Juan González Álvarez
Miembro de los Teólogos del Pueblo
Cuando Dios creó al ser humano “lo creó a su imagen y semejanza” (Gn 1,26) de ahí que la vida de la persona es sagrada e inviolable. La dignidad del hombre y la mujer no consiste en lo que hace, menos aún en lo que tiene, si no en lo que es, ser persona. Por esta razón el ser humano tiene un valor absoluto, es decir, el respeto incondicional que se le tiene en cuanto a persona.
Sin embargo, los Obispos de Latinoamérica nos indican que: “La cultura actual tiende a proponer estilos de ser y de vivir contrarios a la naturaleza y dignidad del ser humano. El impacto dominante de los ídolos de poder, la riqueza y el placer efímero se han transformado, por encima del valor de la persona, en la norma máxima de funcionamiento y el criterio decisivo en la organización social”, (Aparecida N.387).
Nosotros somos testigos de cómo el ídolo del poder se ha ensañado de muchos funcionarios, tanto políticos como de otras instituciones, que se supone están al servicio del desarrollo de la humanidad, pero que lamentablemente han ocupado estos espacios para sus intereses egoístas, no importando si tienen que violar los derechos de las mayorías, con tal de mantener el poder y sus intereses personales, partidistas, sectoriales o de grupúsculos.
Por otro lado, la idolatría de la riqueza de los que tienen la responsabilidad de administrarla y distribuirla, de una manera equitativa, tanto el gobierno como las entidades públicas y privadas, han llevado a la mayoría a una grave situación de miseria, al no invertir en los derechos fundamentales de la persona. Todo esto por haber tergiversado el sentido de las riquezas, olvidando que ella debe estar al servicio de una vida digna del ser humano y no a la inversa.
La buena noticia, es que por medio del misterio de la encarnación, Dios se hizo humano y puso su morada entre nosotros (Jn 1, 14). Al ser así, asumió toda nuestra condición y situación. Y esto significó la redención de toda la humanidad. El Dios de Jesucristo es un Dios integral, de ahí que al encarnarse Jesucristo en la humanidad, lleva a trascender todas las dimensiones del ser humano, para que tengan vida y la tengan en abundancia (Jn 10, 10).
El libro de los Hechos de los Apóstoles, describe que Jesús “pasó haciendo el bien y curó a todos los oprimidos por el diablo, porque Dios estaba con él” (Hch 10,38).
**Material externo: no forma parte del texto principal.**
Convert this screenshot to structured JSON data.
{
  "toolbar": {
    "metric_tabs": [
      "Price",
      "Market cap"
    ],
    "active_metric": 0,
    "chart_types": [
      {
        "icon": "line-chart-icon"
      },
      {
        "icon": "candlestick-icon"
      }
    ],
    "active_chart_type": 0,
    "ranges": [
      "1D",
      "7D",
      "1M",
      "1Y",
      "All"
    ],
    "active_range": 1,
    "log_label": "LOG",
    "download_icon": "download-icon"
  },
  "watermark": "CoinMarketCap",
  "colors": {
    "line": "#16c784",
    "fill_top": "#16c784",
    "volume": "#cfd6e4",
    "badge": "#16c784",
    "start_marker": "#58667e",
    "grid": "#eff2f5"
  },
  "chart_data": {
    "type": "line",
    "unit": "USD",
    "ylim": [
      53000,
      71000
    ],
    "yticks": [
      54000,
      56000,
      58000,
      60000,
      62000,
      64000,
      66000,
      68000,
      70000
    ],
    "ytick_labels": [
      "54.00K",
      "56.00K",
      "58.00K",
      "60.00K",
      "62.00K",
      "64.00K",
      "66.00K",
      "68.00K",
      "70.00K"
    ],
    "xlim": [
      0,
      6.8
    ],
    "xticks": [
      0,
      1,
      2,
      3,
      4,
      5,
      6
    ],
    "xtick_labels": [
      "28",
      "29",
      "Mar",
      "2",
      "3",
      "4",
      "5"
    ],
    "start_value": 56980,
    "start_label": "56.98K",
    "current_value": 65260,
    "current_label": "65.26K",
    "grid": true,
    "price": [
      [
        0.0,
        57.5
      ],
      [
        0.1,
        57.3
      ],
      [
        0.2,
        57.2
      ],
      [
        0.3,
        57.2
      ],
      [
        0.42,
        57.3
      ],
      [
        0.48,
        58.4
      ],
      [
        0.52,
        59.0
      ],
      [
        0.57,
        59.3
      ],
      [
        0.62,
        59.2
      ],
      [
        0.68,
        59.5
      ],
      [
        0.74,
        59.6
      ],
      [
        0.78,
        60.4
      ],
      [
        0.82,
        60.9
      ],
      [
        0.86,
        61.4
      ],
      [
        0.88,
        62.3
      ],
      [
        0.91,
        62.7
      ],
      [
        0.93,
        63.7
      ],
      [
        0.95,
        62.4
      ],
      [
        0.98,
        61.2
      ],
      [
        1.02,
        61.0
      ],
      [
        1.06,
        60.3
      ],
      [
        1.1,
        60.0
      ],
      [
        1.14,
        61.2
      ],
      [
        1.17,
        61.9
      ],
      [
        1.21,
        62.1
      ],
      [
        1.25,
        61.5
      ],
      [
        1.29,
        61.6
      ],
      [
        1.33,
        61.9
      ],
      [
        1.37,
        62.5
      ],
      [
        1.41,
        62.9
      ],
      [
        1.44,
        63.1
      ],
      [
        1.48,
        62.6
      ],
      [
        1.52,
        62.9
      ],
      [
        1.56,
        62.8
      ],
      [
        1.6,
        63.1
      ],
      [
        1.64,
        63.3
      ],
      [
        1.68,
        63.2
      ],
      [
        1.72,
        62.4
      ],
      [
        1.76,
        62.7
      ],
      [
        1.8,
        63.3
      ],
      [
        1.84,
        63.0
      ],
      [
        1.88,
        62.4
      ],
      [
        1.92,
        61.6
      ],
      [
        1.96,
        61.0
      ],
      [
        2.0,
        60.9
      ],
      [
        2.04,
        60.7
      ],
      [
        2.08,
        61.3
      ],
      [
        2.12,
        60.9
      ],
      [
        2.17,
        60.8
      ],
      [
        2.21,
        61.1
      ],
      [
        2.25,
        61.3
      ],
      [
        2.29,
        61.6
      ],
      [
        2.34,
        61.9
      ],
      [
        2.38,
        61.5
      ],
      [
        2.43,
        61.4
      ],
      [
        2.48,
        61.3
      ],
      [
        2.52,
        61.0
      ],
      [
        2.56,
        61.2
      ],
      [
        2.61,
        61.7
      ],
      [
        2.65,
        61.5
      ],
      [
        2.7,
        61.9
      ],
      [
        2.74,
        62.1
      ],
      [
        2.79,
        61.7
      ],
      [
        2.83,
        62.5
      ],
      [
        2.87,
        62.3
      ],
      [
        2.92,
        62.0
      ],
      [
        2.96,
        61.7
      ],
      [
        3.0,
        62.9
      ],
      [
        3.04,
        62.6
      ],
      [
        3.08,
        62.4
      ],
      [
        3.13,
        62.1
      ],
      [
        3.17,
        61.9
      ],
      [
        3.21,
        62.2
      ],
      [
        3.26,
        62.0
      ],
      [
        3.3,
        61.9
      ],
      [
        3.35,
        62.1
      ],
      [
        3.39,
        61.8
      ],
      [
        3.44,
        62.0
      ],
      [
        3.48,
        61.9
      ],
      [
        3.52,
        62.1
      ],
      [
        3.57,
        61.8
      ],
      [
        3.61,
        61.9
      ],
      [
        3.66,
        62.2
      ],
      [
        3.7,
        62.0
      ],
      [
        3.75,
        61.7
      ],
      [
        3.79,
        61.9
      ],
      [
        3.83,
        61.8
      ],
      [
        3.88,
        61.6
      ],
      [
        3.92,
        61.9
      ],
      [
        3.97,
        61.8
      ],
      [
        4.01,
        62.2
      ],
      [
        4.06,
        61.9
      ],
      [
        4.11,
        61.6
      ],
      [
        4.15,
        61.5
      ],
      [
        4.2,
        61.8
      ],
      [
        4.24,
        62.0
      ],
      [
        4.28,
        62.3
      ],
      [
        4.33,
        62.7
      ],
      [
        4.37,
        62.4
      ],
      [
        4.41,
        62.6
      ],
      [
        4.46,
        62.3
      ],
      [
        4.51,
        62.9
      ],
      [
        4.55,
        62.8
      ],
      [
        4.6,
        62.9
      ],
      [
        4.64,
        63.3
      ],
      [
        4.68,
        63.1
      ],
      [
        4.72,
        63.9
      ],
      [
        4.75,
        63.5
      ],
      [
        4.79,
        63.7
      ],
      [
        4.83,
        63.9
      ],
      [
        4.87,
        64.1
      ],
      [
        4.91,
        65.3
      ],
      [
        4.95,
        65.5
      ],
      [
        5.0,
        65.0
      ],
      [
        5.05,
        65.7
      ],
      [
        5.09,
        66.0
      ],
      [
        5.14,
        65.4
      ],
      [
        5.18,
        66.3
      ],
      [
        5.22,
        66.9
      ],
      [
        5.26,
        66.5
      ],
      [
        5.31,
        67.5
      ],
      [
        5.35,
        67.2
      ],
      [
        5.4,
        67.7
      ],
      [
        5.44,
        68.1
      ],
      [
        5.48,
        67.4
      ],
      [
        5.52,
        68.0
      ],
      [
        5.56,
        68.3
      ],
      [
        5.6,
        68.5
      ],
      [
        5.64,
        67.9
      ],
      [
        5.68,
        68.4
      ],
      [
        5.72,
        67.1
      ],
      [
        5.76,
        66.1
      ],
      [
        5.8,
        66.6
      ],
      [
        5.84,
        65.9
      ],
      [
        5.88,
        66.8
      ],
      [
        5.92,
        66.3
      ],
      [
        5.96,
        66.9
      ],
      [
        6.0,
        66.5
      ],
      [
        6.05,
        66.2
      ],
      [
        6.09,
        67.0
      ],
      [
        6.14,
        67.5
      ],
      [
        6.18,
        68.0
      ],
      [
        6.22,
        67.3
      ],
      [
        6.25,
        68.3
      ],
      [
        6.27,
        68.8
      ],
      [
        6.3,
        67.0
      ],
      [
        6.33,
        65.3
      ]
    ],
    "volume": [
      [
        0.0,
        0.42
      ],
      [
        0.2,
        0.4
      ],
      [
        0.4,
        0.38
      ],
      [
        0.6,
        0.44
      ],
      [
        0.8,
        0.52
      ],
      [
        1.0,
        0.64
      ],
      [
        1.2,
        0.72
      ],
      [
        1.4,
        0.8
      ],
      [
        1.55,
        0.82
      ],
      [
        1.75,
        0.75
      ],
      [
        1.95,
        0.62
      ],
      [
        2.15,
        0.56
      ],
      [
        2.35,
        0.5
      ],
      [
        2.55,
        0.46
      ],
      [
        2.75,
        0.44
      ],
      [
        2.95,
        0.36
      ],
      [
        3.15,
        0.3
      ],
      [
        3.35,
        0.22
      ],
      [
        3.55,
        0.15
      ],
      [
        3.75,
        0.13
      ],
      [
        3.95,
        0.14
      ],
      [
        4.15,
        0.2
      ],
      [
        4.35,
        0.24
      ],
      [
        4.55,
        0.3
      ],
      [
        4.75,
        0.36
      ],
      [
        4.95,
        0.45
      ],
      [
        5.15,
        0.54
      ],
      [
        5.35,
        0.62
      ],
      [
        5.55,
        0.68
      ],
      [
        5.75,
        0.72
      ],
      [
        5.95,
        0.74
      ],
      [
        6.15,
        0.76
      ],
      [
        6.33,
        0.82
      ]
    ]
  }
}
Toda la existencia de Jesús, en especial su vida ministerial, fue un darse para la humanidad, con una opción preferencial por aquellos que no valían nada para la sociedad dominante de aquella época.
De esta manera se comprende que el ser humano no es tan sólo una de las realidades del mundo, ni siquiera la mejor. No es un objeto sino un sujeto, dotado con voluntad y libertad, representante de Dios en la creación. “Creado por Dios y refleja algo de su gloria. Por esta razón cada persona humana es digna de nuestra entrega” (EG N.274).